季節はずれのインテルメッツォ(続)

音楽、文学、絵画、スポーツ、シェパード等々についての雑記帖。

青山二郎

2009年07月02日 | 骨董、器
昨年、いや一昨年になるのか、世田谷美術館で青山二郎展が開催された。会場は空いていて落ち着いて見ることができるのがありがたかった。青山二郎とは、と書いてみてはたと困る。展覧会というからには何かが展示されたのである。

展示されたものは、彼が収集した焼き物だ。しかし、その道の人だと紹介できない、不思議な人なのだ。絵も描いた。本の装丁もたくさん手掛けた。それらはどれも実に独特な、正確さと美しさを併せ持つものだ。それにも係らず、すべてが余技であった人。

知る人ぞ知る、天才、奇人である。知らない人のために少しだけ紹介しよう。実は展覧会を見た後すぐに書いておこうと思ったのだが、どうにも書きようがなくてずるずると引き延ばしてきたのだ。彼には「陶経」という本があるけれど、難解で、それをブログで書く気には到底なれず、とはいっても紹介したい、というのが本当のところなのだ。

青山二郎という人は、小林秀雄さんの周りの文士たちと深い交流のあった人である。深い交流というよりも、大きな影響を与えた人というべきだろうか。

僕は昔小林さんの全集で知り、ついで河上徹太郎さんの書くもので知り、宇野千代さんの「青山二郎」白洲正子さんの「いまなぜ青山二郎なのか」など、目に入るものを次々に読んできた。

ここに載せた写真は骨董屋における小林さんと青山さんの姿だ。若いころ見て、近づき難い迫力を感じた。最近は「トンボの本」で青山二郎特集があって、若いころの風貌に接することもできる。それをネットで探して載せようと思ったがなかなか見つからなかったので、気になる人は本屋で立ち読みして見てください。いや、できたら購入することを勧める。僕は人を顔で判断することが多い。ここで見られる若い青山二郎の顔には圧倒される。

河上さんが青山の風貌を、ヴァレリーのテスト氏を思わせる、つるんとした顔に眼光だけ鋭い、と書いていたように思うが、まさに言いえて妙だ。

若くして死んだ中原中也をはじめ大岡昇平などの文士だけにとどまらず、その辺のおかみさんやバーのマダム、ありとあらゆる人と隔てなく付き合ったのだそうである。そこいら辺の感じもよく窺える。
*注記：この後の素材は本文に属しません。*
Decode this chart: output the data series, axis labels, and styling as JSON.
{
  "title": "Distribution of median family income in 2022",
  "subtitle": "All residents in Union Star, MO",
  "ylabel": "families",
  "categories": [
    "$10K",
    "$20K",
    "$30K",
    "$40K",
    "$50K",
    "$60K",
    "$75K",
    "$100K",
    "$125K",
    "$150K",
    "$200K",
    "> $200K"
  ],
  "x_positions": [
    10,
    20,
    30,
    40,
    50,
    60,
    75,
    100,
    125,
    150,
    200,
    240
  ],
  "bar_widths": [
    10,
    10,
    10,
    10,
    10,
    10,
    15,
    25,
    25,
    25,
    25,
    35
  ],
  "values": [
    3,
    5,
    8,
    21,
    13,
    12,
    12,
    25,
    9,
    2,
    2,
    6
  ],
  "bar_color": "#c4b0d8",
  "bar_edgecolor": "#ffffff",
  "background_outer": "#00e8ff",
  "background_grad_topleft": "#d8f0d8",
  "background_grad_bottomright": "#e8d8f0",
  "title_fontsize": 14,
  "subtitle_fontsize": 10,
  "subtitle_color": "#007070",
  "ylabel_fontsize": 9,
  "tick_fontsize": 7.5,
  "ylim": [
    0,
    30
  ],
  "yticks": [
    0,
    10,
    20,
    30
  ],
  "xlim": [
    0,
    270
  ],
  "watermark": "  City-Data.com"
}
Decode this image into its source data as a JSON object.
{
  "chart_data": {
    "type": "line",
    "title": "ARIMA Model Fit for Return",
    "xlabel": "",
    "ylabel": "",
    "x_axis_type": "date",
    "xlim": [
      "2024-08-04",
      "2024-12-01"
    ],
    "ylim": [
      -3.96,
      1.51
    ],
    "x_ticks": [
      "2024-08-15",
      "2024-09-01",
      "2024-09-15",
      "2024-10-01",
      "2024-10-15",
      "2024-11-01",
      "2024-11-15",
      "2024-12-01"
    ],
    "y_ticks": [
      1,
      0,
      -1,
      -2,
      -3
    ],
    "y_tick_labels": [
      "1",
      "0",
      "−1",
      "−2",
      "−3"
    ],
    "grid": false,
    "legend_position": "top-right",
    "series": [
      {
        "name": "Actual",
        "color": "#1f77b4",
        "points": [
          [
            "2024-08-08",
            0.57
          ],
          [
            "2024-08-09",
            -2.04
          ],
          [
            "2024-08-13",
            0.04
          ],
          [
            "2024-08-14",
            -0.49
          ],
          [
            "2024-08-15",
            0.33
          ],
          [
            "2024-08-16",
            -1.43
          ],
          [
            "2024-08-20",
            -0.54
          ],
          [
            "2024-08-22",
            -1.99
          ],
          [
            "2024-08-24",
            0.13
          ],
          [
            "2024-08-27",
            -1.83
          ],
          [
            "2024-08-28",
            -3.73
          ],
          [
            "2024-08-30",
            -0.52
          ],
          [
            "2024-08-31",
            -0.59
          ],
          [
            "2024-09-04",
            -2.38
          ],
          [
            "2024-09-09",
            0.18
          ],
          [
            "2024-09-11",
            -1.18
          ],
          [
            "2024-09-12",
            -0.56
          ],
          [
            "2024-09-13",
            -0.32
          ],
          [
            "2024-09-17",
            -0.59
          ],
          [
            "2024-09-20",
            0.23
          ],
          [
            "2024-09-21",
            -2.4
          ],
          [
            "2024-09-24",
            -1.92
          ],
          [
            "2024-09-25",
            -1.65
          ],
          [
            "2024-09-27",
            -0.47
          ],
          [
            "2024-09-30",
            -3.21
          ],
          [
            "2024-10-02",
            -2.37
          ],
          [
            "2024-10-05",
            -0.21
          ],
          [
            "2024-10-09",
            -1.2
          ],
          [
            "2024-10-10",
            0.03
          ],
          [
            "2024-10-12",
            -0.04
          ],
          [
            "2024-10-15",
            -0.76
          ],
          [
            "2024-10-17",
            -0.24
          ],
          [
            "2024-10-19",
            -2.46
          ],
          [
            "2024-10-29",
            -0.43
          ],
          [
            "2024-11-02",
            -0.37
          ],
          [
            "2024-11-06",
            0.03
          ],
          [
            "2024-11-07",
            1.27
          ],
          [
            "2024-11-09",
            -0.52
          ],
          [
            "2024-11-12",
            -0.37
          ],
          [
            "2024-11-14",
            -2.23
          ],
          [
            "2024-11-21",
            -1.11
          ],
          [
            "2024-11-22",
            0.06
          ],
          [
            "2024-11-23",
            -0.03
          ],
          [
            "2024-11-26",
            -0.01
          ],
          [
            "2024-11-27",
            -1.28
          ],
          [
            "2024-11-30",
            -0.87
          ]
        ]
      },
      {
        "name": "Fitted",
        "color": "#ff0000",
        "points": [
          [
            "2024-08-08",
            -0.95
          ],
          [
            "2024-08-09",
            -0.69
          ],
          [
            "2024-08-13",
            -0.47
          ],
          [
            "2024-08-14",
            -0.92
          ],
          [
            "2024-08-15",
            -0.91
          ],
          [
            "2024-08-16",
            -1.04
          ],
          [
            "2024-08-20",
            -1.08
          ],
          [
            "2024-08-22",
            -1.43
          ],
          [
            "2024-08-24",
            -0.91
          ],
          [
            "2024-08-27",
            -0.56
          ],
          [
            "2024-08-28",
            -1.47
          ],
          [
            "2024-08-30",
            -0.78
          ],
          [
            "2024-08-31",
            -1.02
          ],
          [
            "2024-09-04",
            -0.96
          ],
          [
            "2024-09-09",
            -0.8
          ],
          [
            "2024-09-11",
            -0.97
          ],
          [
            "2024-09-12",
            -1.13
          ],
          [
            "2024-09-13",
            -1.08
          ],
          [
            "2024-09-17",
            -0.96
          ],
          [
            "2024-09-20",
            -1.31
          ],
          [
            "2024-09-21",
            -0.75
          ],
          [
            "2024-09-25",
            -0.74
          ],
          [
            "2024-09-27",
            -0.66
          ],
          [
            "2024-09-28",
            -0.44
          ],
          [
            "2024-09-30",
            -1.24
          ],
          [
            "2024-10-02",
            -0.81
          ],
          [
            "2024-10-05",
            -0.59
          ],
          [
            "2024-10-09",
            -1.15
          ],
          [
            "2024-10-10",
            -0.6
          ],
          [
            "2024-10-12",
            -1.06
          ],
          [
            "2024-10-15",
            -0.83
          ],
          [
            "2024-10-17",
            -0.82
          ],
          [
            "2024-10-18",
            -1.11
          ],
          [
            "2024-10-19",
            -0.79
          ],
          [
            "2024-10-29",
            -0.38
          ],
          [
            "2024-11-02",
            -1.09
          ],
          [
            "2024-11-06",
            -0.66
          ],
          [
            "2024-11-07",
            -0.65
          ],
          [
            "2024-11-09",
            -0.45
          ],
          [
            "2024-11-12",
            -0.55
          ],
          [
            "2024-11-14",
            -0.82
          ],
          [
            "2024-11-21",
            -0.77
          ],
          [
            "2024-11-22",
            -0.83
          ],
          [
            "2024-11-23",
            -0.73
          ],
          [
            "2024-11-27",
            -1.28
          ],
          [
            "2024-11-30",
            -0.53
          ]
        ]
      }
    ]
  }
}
上述の白洲さんや宇野さんの本もじつに克明に青山二郎の人となりを伝えているのはさすがであるが、それでもかなり手を焼いている様子なのが見て取れる。二人とも、話題をあちらこちらに散らしながら、何とかこの人の魅力を伝えようと努力している。しいて言うならば、宇野さんは女の目で、白州さんはそれよりも直接人間としてぶち当たって見ようとしている。

小林さんとの出来事を綴った「高級な友情」という本もある。様々な人に大きなインパクトを与えていた人であることの証である。

僕が読んだ限りにおいては、洲之内徹さんが書いた短文がいちばんしっくり来るように感じた。

実際に青山さんについて書かれている箇所はじつにわずかなのだ。洲之内さんの文章は、相変わらずあっちへふらふら、こっちへふらふらしながら、いつのまにか対象の内側に入り込む。とても真似できるものではない。

いろんな人との会話の中で偶然幾度も青山二郎の名前が出て、州之内さんは、名前だけはとうに知っていた青山という人について思いをめぐらせる。

最後に、この何ものでもないというのが青山二郎なのだ、と納得するともなく納得していく。そこの呼吸がじつにうまい。「きまぐれ美術館」というシリーズが洲之内さんにはある。そのどこかに入っている。

どの巻にある、と紹介するのが不親切なのは分かっているが、僕はこのブログを、ほんのちょっとした暇を見つけては、ほとんど即興的に書いている。本箱を探すだけの時間はないのだ。

興味を持った人は、青山二郎についてでなくても構わない、どの巻でもよいから読んでみることをお勧めする。青山さんも、現代では洲之内徹だけを批評家と見做すと言って、芸術新潮を読んでいたそうだ。

青山二郎を知ろうと思ったら、白洲さん、宇野さんをはじめかなりの量があるから、どれでもまず読んでみるとよい。